To everyone arguing that CEOs don’t create jobs but only work to raise share prices (which therefore must be a bad thing):
Let’s say you owned 100 shares of stock, at $10 a share. The share price goes to $20. You just made $1000. What do you think you are going to do, now that you just made $1000? BUY THINGS. Or invest it, which lets companies BUY THINGS. Or put it in a savings account, which allows other people to borrow it for a cheaper rate, so that they can BUY THINGS.
What happens when people BUY MORE THINGS? The demand for goods/services increases, and in the long run firms hire more workers, thereby CREATING MORE JOBS.
CEOs don’t have to directly create jobs. By making money for their shareholders, they still boost the economy, leading to indirect job creation.

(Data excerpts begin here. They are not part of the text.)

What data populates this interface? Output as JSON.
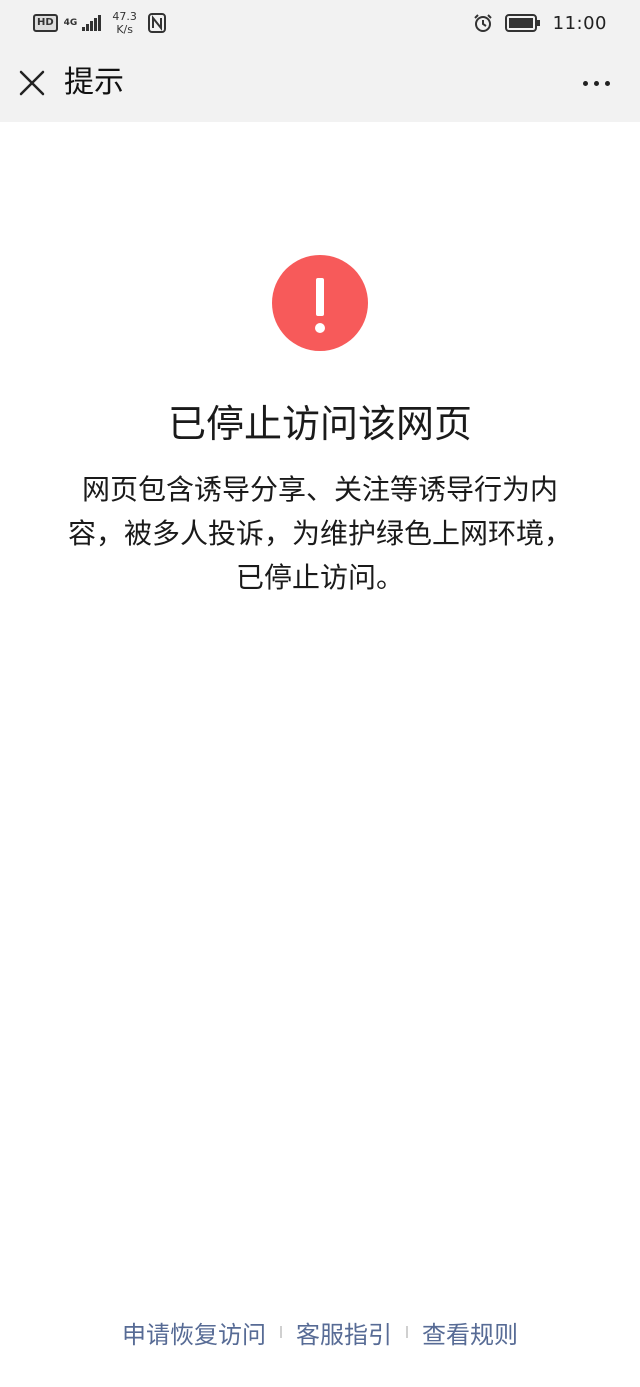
{
  "status_bar": {
    "badge": "HD",
    "network": "4G",
    "speed_value": "47.3",
    "speed_unit": "K/s",
    "time": "11:00"
  },
  "nav": {
    "title": "提示"
  },
  "content": {
    "headline": "已停止访问该网页",
    "description": "网页包含诱导分享、关注等诱导行为内容，被多人投诉，为维护绿色上网环境，已停止访问。"
  },
  "footer": {
    "links": [
      "申请恢复访问",
      "客服指引",
      "查看规则"
    ]
  },
  "colors": {
    "warning_red": "#f75a5a",
    "link_blue": "#576b95",
    "bar_bg": "#f2f2f2"
  }
}
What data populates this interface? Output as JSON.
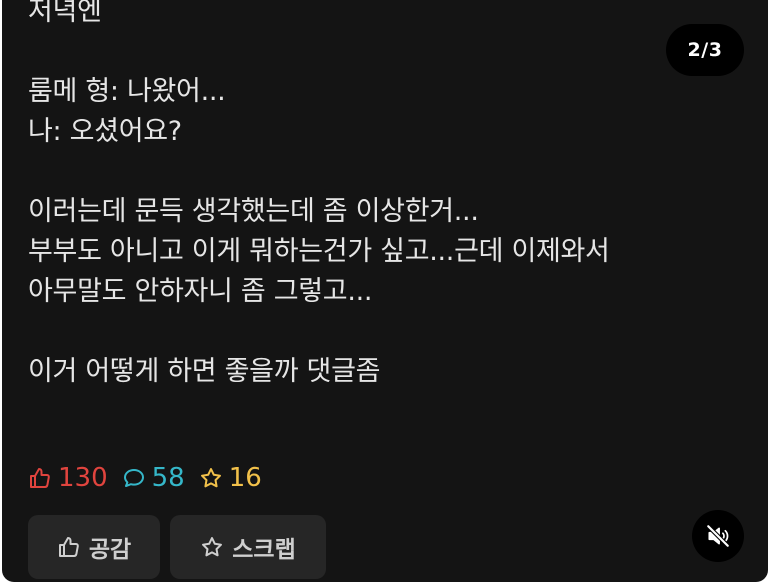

“I know we’re spending — I added it up for the first time — we spend between the two kids, on extracurriculars outside the classroom, we’re spending about $10,000 a year on piano and dance and sports supplements and so on and so forth…And summer programs. That’s the other huge cost. Barack is saying, ‘Whyyyyyy are we spending that?’ And I’m saying, ‘Do you know what summer camp costs?’”
You only make the $1000 if you sell your stock. Otherwise, the increase in value is only a paper gain. As has been pointed out, the guy who bought the stock “lost” $1000 that he could just used to “buy stuff.” For somebody who wants to make sneering references to the rest of us not understanding economics 101, your own grasp seems shakey. Stock market trading doesn’t create wealth. Manufacturing and investing in upgrading the company creates wealth.
True, but these guys are a bit better educated, can be assumed to understand financial concepts, and probably are skilled in reading and understanding complex contracts.
It’s bad if either a doctor or a high school dropout smoke, but you expect better of the doctor.
The big objection has been to CEOs getting massive salaries and bonuses for losing money for their shareholders. CEOs who consistently double their stock price don’t get a lot of flack.
But there is also a requirement to do better than the market. If every stock is doubling in price, Mr. CEO is not necessarily very competent, and is not creating stockholder value, since those reinvesting the money in other stocks are no better off.
Anyhow, the money spent is no doubt creating jobs in China, and the rise in stock price is not doubt the result of cutting jobs here.
…which just goes to show you that Econ 101 actually isn’t especially intuitive.
Yes, there is indeed a difference between changes in asset prices (as represented by the stock market) and changes in productive capacity (which follows from purchases of plant and equipment or perhaps streamlining operations). Oddly enough, CEOs often get paid pretty while, regardless of their value added - empirically speaking, that is.